Penelitian dilakukan secara analisis retrospektif pada pasien SJS dan TEN
berdasarkan departemen kesehatan anak di kandang kerbau hospital di singapura
dalam waktu 5 tahun
Metode
Penelitian ini telah disetujui oleh komite pada kandang kerbau womens and childrens
hospital. Pasien yang masuk dalam penelitian antara 2001 hingga desember 2006
dengan diagnosis SJS atau TEN atau transititional SJS/TEN dari data computer. Data
epidemiologi yang termasuk adalah umur,jenis kelamin,grup etnik, riwayat kesehatan
Hasil
Karakteristik pasiaen
Pasien berumur 3 sampai 14 tahun dengan rata-rata umur 9 tahun. 11 laki-laki dan 4
perempuan. 9 pasien chineese, 5 malaysia, 1 indian.13 pasien didiagnosa menderita
SJS, 1 orang SJS/TEN dan 1 pasien sebagai TEN.

Penyebab
Alergi obat merupakan penyebab yang di alami pada banyak pasien disini,11 orang
dari 15 pasien. 3 pasien telahdikonfirmasi bahwa menderita mikoplasma infeksi. Dan
obat yang paling sering dilaporkan adalah obat antikonvulsan dan betalaktam
antibiotic. Onset harian setelah meminum obat hingga timbulnya gejala diperkirakan
berkisar 2- 18 hari.
Presentasi klinis
Kecuali satu anak yang hanya mengalami lesi oral mukosa saja.
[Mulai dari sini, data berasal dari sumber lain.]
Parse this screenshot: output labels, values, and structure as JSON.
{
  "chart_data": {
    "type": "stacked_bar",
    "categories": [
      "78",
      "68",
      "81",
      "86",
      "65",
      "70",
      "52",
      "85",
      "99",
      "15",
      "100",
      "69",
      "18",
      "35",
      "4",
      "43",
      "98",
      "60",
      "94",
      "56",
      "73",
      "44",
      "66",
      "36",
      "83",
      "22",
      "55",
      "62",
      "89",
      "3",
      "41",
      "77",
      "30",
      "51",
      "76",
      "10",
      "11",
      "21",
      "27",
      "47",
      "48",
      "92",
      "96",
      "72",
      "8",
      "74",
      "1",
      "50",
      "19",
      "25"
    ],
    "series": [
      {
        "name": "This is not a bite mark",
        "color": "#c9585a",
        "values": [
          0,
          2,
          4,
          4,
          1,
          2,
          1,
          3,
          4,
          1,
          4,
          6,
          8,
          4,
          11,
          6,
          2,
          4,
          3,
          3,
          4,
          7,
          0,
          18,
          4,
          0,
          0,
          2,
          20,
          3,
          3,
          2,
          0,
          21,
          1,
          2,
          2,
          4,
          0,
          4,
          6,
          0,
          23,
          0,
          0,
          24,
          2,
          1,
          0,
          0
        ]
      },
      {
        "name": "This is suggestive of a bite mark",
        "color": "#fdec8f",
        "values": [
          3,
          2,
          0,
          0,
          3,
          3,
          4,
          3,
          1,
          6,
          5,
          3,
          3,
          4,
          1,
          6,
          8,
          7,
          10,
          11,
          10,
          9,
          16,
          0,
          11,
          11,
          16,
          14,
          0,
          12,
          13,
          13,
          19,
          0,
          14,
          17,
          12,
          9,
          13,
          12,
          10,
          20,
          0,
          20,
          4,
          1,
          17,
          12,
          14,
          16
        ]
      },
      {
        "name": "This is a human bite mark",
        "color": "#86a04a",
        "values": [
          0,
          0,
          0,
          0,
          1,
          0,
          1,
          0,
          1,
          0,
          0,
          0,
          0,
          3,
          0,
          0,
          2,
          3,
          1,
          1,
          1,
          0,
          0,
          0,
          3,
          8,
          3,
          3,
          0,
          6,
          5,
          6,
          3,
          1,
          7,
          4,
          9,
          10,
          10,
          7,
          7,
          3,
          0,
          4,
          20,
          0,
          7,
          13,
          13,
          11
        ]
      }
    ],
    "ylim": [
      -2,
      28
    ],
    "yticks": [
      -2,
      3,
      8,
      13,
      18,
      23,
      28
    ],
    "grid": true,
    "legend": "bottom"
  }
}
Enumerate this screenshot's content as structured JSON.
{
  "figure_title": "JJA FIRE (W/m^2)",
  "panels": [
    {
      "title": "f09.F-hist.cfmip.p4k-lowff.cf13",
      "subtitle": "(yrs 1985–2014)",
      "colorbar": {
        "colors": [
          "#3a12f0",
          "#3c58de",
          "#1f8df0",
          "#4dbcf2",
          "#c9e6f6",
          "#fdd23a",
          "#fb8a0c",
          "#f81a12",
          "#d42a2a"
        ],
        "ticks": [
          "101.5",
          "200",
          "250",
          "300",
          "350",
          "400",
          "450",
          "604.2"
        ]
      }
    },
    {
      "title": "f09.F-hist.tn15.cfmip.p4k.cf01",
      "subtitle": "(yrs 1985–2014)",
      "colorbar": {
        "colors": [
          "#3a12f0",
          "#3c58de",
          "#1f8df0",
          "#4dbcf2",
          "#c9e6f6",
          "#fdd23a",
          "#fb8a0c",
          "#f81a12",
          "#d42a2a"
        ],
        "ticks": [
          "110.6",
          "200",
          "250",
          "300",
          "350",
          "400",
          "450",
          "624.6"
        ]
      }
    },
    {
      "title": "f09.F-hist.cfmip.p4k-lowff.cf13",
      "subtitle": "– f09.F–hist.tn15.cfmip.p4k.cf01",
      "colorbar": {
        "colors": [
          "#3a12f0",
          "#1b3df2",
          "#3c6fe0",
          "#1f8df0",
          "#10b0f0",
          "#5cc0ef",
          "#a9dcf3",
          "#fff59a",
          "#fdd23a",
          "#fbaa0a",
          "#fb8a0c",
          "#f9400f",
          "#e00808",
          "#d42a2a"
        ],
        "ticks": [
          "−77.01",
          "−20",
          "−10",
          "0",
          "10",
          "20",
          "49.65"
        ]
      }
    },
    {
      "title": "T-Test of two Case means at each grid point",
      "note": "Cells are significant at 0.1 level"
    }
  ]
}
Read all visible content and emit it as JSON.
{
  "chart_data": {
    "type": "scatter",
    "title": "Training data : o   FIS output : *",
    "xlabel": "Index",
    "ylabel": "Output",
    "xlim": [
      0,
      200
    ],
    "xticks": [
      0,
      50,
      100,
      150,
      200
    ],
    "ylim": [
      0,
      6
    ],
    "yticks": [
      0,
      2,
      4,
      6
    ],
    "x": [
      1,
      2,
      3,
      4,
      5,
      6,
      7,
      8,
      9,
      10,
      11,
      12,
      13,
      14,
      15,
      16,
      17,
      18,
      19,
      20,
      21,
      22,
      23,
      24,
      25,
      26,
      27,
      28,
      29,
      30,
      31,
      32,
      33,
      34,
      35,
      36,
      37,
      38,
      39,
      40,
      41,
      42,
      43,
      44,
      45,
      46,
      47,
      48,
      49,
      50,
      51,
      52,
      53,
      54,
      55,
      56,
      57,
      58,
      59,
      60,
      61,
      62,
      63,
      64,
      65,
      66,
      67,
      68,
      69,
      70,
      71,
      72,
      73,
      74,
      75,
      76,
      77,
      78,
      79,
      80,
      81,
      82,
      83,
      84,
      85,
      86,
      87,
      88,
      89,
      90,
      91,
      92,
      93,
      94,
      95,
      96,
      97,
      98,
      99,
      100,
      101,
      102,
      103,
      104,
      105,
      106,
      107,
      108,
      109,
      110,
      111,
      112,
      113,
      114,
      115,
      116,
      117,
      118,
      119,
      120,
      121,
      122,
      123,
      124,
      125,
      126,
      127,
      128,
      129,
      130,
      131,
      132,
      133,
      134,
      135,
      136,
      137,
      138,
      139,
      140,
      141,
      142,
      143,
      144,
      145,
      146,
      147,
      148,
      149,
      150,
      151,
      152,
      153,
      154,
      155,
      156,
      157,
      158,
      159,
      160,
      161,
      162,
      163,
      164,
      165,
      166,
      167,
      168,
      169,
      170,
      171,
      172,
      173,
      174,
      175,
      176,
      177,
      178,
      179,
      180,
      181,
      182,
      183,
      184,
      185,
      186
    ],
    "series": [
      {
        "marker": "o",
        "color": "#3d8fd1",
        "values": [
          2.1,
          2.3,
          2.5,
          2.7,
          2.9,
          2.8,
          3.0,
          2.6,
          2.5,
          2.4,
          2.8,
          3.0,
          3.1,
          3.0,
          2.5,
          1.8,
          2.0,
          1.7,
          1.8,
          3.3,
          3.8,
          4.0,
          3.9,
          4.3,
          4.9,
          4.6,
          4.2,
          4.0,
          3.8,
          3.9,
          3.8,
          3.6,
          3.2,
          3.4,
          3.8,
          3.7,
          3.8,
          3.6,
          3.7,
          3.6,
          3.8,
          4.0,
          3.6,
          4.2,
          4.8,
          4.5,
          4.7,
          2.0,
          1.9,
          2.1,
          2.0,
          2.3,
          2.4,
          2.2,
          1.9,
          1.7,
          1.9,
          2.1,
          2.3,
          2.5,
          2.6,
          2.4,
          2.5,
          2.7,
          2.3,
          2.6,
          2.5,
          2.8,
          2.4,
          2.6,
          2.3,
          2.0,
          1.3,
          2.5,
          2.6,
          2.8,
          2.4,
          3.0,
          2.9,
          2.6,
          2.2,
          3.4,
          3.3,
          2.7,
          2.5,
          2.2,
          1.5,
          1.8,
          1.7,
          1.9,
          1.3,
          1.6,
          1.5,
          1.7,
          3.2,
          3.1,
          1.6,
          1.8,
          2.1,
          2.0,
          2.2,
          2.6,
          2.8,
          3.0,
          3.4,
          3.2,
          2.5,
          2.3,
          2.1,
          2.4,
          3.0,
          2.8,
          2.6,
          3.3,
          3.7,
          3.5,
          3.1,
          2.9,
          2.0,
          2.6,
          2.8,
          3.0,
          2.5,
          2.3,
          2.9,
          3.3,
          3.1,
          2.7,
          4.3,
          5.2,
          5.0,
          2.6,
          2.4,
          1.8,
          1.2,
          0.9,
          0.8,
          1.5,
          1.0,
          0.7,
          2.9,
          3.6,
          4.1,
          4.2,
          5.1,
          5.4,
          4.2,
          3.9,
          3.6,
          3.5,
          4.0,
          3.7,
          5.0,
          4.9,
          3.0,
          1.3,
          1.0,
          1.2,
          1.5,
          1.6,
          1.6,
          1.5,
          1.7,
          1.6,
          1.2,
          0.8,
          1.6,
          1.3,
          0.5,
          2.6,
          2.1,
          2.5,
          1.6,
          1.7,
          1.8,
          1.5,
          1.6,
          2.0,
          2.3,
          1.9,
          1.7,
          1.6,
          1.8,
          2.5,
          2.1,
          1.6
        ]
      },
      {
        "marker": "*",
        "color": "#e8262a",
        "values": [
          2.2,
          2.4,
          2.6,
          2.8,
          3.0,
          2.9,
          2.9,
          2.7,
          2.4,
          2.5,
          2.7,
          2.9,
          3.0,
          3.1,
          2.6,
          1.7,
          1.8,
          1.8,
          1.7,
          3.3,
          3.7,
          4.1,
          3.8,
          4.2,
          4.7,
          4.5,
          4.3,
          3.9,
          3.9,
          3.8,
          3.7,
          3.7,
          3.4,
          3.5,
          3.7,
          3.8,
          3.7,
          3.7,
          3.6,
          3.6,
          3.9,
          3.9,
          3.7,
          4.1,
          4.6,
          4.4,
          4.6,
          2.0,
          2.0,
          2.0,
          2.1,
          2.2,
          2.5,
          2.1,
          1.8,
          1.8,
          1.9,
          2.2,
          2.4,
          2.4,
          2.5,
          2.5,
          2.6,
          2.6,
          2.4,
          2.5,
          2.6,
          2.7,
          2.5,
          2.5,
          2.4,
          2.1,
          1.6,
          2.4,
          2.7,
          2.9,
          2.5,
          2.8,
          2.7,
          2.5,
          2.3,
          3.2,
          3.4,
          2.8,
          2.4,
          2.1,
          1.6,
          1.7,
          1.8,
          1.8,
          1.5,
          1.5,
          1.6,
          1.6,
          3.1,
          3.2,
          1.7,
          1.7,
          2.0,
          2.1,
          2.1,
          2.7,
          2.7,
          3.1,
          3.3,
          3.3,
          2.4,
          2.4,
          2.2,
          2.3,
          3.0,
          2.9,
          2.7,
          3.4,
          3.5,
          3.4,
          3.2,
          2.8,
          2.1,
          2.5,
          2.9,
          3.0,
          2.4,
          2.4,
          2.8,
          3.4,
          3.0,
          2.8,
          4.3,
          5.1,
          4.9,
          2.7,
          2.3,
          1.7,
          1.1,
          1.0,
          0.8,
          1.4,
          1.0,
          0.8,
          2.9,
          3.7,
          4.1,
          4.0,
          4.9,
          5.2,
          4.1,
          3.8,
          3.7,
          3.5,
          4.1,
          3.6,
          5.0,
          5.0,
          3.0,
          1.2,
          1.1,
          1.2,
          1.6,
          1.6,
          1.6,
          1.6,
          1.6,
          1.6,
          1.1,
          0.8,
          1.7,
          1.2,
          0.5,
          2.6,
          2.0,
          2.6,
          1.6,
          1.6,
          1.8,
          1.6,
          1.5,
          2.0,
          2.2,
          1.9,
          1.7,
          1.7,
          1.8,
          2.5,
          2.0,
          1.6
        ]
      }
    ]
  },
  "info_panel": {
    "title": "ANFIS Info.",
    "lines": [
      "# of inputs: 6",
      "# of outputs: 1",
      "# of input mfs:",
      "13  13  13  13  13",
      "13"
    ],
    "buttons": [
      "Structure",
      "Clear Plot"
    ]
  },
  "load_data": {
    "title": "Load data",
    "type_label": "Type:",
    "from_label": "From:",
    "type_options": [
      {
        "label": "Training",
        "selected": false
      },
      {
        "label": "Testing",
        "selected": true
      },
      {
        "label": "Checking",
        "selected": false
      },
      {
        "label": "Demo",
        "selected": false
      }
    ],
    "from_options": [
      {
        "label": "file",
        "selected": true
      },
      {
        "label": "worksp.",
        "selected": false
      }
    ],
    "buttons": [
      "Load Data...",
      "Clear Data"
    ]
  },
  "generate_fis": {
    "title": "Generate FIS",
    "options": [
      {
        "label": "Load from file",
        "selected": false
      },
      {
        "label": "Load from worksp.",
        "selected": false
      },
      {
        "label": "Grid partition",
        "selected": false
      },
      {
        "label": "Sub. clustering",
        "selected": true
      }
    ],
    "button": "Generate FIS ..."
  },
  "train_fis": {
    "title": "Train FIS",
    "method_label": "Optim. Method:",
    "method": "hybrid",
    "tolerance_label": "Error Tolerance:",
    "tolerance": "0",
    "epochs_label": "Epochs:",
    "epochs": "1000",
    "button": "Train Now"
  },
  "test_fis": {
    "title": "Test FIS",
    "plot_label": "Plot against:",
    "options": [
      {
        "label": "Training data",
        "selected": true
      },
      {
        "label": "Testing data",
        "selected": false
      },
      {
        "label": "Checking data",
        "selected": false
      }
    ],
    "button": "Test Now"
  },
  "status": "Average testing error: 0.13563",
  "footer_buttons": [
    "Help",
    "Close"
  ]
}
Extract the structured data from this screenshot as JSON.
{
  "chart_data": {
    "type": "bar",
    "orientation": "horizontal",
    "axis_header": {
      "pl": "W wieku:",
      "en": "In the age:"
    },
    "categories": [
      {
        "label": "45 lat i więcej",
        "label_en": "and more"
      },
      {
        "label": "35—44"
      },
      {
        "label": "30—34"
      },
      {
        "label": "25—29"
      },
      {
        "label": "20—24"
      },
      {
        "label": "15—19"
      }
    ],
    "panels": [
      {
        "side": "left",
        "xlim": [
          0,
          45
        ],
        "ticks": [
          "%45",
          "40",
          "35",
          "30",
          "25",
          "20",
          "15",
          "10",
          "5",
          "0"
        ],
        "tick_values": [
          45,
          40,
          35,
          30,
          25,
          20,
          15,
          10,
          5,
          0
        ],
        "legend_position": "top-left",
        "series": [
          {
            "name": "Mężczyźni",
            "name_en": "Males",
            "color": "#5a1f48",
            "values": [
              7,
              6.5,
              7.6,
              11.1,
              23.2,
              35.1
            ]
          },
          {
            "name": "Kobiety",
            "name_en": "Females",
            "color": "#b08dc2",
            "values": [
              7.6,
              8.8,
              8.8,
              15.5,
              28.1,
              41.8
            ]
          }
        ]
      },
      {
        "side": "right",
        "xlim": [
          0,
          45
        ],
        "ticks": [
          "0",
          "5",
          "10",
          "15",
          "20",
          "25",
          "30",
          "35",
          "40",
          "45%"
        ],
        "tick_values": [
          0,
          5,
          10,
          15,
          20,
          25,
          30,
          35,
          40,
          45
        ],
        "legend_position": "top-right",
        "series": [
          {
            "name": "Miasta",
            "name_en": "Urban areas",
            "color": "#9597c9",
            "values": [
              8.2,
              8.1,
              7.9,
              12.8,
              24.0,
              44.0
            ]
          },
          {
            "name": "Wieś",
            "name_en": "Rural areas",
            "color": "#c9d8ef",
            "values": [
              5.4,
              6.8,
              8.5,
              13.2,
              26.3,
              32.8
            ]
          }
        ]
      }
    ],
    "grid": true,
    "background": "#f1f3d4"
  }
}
Pasien yang lain juga
melibatkan mukosa membrane dan cutaneous. Gejala pada kulit yang paling utama
adalah exentema erupsi(7 pasien) dan atipikal target lesi.(7 pasien)
6 pasien mengalami bula dengan erosi dan 3 pasien mengalami purpura lesi.semua
pasien memiliki minimal dua permukaan mukosa yang terlibat.dengan oral mukosa
pada 15 pasien, mata 11 pasien, lesi genital pada 10 pasien.
Penemuan laboratorium

Terapi dan outcome


3 pasien dengan diagnose SJS dan satu-satunya pasien dengan diagnose TEN diterapi
dengan menggunakan IVIG,2g/kb. 5 pasien dengan diagnose SJS mendapatkan terapi
dengan kortikosteroid sistemik. 3 pasien mendapatkan oral prednisolone.2 pasien
yang lain mendapatkan hidrokortison.dari sisa 6 pasien yang lain, mereka
mendapatkan terapi berupa terapi suportif saja.
Diskusi
Insidensi dari penyakit SJS atau TEN termasuk rendah dengan perbandingan @ kasus
dalam 1 juta penduduk. Jenis kelamin laki-laki lebih sering menderita SJS/TEN. Obat
yang paling sering dapat mencetus terjadinya reaksi pada kasus ini adalah

antikonvulsan dan beta lactam antibiotic. Mikoplasma infeksi juga menjadi penyebab
pada 3 pasien disini.
Mayoritas pasien berdasarkan ras adalah suku cina terdapat 9 dari 15 pasien, ini
menunjukan adanya keterikatan suku/ras terhadap penyakit SJS/ TEN. Penelitian
sebelumnya telah menggambarkan korelasi antara HLA-B1502 dengan kuat
berkorelasi dengan induksi dari obat carbamazepine. HLA B-5801 berhubungan
dengan induksi alulpurinol.
Pada penelitian ini 4 pasien diterapi dengan IVIG, 5 pasien diterapi dengan sistemik
kortikosteroid dan 6 pasien diterapi dengan suportif saja. Dari korelasi tersebut tidak
ada perbedaan yang signifikan dari waktu yang dibutuhkan untuk terapi. Pada pasien
dengan terapi IVIG lebih lama berada dirumah sakit untuk perawatan.